This week I have been talking with legal practitioners about the prospect of improving access to pro bono services in Lithuania. The mentality towards pro bono is very different here than in the United States certainly, where approximately 3% of billable hours are worked pro bono. We have been frequently told that we are crazy for attempting to increase pro bono services, and that it will never work. Still, I am optimistic that we can see some improvement.
There is a difference of attitude with respect to publicity here. One of the major reasons why firms in the United States engage in pro bono activity is for the good press. Firms feel that it is good for business to exhibit social responsibility, and that this will attract clients. Lithuanian attorneys have found this argument unpersuasive. In fact, they seem to want nothing to do with the publicity that comes from pro bono services. There is a concern that if a firm advertises itself as engaging in pro bono work, then there will be a long queue of clients at the door the following morning demanding services with no means to pay, and that it would be too big of a time-drain to turn them away. Almost all clients are gained through referrals, and clients who are unable to pay for their services are more likely to refer other clients in a similar financial situation, which firms view as counter-productive.
Firms here are engaged in a prestige game. Pro bono publicity is bad, because it sends the message that you don’t have enough paying clients. Advertisements and solicitations are bad for the same reason - they reek of desperation for more clients (there are of course exceptions - there are a group of attorneys in Vilnius who are always willing to talk to the media about ongoing cases, whether they are involved in the case or not, but this is a small minority). Appearing not to have an abundance of well-paying clients reflects badly on the firm’s image. Attorneys will actually sometimes pretend to charge more per hour than they actually do, by billing fewer hours than they actually worked at a higher rate. This gives the appearance that their services are extra valuable. Pro bono detracts from this prestige.
Still, some attorneys have said that they would be willing to engage in some pro bono if there could be some filter put in place. Our idea is to use NGOs as that filter. Ireland and Hungary, among others have created a government database that helps match lawyers willing to engage in pro bono with NGOs who require their services. This system has been promising where it has been implemented, and something similar could work in Lithuania. When a lawyer has time, he can contact an NGO and ask if any of their clients require legal services, and the NGO can send a client with a worthy case. There has been some optimism for a system such as this.

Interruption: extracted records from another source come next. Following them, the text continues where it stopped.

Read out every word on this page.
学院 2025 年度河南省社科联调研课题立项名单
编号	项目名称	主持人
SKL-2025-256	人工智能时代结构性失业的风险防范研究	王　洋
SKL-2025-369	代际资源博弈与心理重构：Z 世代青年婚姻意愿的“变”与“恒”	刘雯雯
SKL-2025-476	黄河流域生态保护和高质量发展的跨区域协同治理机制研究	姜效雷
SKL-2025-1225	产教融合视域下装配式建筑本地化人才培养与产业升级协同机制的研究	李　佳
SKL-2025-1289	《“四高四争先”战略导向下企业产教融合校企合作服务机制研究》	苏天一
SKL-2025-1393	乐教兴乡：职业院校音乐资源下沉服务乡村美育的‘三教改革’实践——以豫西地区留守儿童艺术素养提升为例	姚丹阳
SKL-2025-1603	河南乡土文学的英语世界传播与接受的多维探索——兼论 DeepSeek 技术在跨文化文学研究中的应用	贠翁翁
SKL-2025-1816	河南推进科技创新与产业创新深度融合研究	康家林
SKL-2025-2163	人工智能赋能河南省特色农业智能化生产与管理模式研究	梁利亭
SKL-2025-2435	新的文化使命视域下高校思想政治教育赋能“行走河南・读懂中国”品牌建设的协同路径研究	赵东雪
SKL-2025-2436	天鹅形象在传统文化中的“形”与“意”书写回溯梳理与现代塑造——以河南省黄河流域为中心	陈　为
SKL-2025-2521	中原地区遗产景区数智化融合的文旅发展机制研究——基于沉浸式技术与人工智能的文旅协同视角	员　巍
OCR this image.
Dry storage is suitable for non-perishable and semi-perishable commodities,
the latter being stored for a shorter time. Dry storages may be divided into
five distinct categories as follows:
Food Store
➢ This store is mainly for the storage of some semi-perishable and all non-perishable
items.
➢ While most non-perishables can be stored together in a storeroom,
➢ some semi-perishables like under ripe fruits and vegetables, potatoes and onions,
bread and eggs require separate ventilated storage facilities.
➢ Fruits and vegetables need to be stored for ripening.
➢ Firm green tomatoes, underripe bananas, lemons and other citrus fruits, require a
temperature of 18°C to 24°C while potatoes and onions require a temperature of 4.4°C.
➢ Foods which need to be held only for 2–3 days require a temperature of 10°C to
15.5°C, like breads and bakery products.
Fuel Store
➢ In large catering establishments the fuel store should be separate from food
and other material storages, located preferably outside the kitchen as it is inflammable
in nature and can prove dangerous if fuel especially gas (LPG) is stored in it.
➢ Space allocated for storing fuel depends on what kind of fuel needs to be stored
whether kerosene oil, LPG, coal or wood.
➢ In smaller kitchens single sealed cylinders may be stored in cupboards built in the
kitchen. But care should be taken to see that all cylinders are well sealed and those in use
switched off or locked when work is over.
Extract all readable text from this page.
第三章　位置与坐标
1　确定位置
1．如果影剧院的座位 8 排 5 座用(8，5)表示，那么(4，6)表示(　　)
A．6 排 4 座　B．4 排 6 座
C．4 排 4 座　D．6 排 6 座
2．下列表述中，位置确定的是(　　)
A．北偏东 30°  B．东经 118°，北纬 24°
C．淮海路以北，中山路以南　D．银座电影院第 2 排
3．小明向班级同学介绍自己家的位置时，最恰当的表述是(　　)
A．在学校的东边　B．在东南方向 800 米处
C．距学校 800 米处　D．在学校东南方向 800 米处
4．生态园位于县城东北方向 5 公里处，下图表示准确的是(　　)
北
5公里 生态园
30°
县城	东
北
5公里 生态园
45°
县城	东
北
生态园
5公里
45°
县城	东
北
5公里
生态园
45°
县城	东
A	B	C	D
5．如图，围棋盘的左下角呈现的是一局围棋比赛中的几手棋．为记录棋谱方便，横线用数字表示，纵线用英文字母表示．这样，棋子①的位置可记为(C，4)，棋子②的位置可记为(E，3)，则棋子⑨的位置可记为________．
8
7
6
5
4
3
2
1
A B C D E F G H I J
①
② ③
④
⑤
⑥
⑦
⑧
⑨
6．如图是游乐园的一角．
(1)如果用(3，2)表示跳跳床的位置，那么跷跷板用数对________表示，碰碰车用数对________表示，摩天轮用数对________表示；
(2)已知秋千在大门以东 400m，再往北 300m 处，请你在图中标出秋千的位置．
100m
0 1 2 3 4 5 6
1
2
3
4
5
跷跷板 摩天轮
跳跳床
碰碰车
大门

The other thing to touch on is the condition of state legal aid. It seems to be unanimously agreed upon that state legal aid is subpar at best. Legal aid attorneys are paid at a fixed rate no matter the quality of their services, and often pay little attention to the cases they are assigned. In one instance, the attorney part way through his argument had to be reminded by the judge what gender his client was. There is a lack of political will to change this system, however, because those who suffer are accused criminals, who garner very little sympathy.
All in all, this is an uphill battle that will require a culture change before it is completely fixed.